Chamou-me de poeta, assim saciou a vontade, instantes depois de me ler. Comentou a minha criatividade e a coordenação que encontrou nos meus versos. A mensagem que lhe fiz chegar, tão banal quanto desmedidamente poderosa. Não sabe, ninguém sabe, nem lhes cabe em obrigação. Não sabem que fujo da poesia, porque a verdade é triste. Bater no fraco é vulgar, é oposto gritante do bonacheirão. Fujo, dizia eu, do poema. Dos poemas a criar, dos poemas a nascer. Por medo do que é monumental. Não me atrevo. Não me reconheço no arriscar poemas escrever. Esqueçam, não faço senão ler poesia de autor.
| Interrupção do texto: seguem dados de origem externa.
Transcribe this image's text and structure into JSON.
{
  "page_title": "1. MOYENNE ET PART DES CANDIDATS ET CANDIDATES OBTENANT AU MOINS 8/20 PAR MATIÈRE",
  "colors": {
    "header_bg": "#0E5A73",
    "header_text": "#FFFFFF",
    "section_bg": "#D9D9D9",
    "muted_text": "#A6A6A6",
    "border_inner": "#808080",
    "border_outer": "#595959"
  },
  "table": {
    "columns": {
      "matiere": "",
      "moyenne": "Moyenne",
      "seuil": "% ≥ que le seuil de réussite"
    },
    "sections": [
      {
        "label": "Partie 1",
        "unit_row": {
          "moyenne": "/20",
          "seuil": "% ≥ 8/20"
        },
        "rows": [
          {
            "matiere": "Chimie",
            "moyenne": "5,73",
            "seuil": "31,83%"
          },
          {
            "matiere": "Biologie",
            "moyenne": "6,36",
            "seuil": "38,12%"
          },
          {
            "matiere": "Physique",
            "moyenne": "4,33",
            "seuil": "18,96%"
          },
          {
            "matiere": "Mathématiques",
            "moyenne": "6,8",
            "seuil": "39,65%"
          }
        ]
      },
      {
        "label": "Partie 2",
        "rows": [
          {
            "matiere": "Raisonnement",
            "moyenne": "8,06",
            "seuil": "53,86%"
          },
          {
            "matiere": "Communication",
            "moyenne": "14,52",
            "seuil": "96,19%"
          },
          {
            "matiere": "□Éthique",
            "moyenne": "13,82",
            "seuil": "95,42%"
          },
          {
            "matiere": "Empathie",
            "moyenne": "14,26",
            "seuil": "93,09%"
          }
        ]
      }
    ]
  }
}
Dos que abrem espaço à organização das regras, mesmo que as matem. Poesia também é isso. Explico que não tenho poemas. Mas não tenho por medo. Tive-lhos, em tempos. Perderam, contudo, a função. Pedi a mim que parasse de escrever, focando-me, justamente, no escutar. Apenas escutar. Apenas assim. Até, quem sabe, aprenda como e com quem nasceu poeta. Mas há-de vir, porventura, um dia a lembrança. Mesmo triste que seja. Poesia não escolhe. A poesia, no lugar certo, grita por alguém. Para alguém.

9.12.13

Flagrante destino.

Por fim, vesti o blazer. Um dos vários. Estava pronto. Concluiu o resto. Pois já tinha o meu relógio preferido, no pulso de eleição. Os sapatos de uma afamada marca de qualidade nacional. Um homem não pode perder-se de amores. Fiquemo-nos pelo não deve, para sermos mais realistas. Ainda assim, enamorado que esteja, não pode, jamais, descurar os sapatos e o relógio. No pulso esquerdo ou direito. Satisfaça a vontade e o à-vontade. Porventura, tome atenção ao corte do blazer, perfeito, privilegiando o perfil e a silhueta. Menores acessórios, pensarão os somíticos. Os sábios familiares chamam-lhes de elegantes e requintados conteúdos.